Und nur weil dieses G 63 Cabriolet kein Werksprodukt ist, sollte man nicht glauben, dass es in aller Eile gebaut wurde. Refined Marques benötigte 18 Monate Entwicklungszeit, um dieses Fahrzeug hinzubekommen. Al Bakry sagt, dass seine Kunden nichts akzeptieren würden, was weniger als Werksqualität ist. Er präsentierte das fertige Produkt sogar einem ehemaligen Leiter der Qualitätskontrolle bei Mercedes-Benz, der nach einer Stunde Suche keinen einzigen Fehler finden konnte.

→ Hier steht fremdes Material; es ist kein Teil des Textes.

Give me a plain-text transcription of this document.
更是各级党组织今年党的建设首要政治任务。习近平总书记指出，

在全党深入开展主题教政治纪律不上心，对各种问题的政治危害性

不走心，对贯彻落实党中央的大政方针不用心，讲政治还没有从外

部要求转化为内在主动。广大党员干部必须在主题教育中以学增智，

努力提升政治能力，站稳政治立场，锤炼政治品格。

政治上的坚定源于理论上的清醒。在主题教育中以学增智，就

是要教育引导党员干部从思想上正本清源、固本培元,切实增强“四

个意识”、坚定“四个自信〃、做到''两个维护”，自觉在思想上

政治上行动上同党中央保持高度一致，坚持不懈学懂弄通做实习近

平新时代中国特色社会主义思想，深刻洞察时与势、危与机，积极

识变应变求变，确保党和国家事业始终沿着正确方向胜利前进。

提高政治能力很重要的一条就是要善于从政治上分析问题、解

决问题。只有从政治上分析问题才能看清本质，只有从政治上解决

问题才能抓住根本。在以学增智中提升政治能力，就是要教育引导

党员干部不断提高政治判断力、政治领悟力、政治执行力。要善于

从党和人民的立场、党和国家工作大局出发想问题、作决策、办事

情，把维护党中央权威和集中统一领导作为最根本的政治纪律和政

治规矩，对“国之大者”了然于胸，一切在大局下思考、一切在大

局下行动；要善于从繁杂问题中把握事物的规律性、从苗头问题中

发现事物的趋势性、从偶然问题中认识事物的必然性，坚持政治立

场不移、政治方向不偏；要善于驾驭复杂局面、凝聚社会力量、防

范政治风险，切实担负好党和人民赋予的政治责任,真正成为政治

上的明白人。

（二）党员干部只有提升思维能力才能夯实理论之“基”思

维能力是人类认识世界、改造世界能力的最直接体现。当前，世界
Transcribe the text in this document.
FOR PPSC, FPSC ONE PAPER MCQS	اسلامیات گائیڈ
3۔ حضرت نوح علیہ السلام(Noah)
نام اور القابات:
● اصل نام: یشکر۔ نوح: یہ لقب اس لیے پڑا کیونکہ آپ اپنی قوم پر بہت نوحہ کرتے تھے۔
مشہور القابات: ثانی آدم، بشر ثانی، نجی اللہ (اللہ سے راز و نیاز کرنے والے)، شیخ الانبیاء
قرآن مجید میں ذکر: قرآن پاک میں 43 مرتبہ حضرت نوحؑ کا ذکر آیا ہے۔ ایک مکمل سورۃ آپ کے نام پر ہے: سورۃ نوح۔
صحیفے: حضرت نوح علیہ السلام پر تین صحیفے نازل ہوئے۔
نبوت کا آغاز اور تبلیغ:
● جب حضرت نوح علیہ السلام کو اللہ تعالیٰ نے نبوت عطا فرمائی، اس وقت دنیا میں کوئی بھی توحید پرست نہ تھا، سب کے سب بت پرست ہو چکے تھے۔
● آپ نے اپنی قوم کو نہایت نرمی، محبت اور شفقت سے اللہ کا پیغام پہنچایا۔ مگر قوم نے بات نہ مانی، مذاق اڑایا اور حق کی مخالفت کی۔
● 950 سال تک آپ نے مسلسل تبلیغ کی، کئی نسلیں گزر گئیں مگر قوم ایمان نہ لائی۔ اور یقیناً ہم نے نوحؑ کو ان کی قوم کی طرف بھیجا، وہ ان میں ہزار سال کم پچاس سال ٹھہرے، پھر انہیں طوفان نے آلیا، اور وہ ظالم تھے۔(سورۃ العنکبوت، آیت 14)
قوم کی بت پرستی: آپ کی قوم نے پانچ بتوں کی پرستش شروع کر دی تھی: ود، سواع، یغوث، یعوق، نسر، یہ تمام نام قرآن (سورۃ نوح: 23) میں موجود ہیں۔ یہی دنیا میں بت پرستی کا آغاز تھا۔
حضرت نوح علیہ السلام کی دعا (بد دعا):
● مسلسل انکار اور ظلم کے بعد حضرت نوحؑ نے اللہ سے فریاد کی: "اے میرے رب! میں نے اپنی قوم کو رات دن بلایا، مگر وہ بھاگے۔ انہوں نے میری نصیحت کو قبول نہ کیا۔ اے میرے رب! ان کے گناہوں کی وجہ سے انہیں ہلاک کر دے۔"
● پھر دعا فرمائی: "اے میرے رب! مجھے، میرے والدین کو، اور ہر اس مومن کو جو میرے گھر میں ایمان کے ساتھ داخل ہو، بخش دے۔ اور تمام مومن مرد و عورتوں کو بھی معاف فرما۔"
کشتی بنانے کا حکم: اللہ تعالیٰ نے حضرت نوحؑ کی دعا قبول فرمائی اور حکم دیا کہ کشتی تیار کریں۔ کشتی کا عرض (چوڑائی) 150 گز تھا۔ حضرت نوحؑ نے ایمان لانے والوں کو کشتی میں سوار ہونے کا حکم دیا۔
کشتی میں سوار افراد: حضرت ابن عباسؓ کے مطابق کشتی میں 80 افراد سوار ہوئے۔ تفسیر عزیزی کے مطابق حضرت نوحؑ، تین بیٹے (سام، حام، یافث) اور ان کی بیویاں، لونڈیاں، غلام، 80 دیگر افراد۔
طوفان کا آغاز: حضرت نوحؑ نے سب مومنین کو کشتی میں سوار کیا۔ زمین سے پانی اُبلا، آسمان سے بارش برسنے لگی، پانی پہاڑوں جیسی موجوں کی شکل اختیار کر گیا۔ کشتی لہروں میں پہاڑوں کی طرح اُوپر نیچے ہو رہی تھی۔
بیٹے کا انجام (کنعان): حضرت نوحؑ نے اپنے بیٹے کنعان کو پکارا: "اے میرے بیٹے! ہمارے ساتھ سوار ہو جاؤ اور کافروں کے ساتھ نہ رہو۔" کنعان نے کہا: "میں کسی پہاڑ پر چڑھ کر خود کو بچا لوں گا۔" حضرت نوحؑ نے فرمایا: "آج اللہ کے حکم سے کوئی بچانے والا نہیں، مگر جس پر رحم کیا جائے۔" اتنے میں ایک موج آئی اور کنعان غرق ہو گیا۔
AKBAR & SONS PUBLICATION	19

Natürlich sind die meisten der 20 geplanten Exemplare bereits verkauft worden. Wenn Sie also eine dieser besonderen G-Klassen haben möchten, müssen Sie sie aus zweiter Hand kaufen. Günstig geht aber anders. Der Besitzer des hier gezeigten Exemplars in "China Blue" hat anscheinend bereits ein Angebot erhalten, das mehr als das Doppelte des Startpreises von über einer Million Euro betrug. Uff.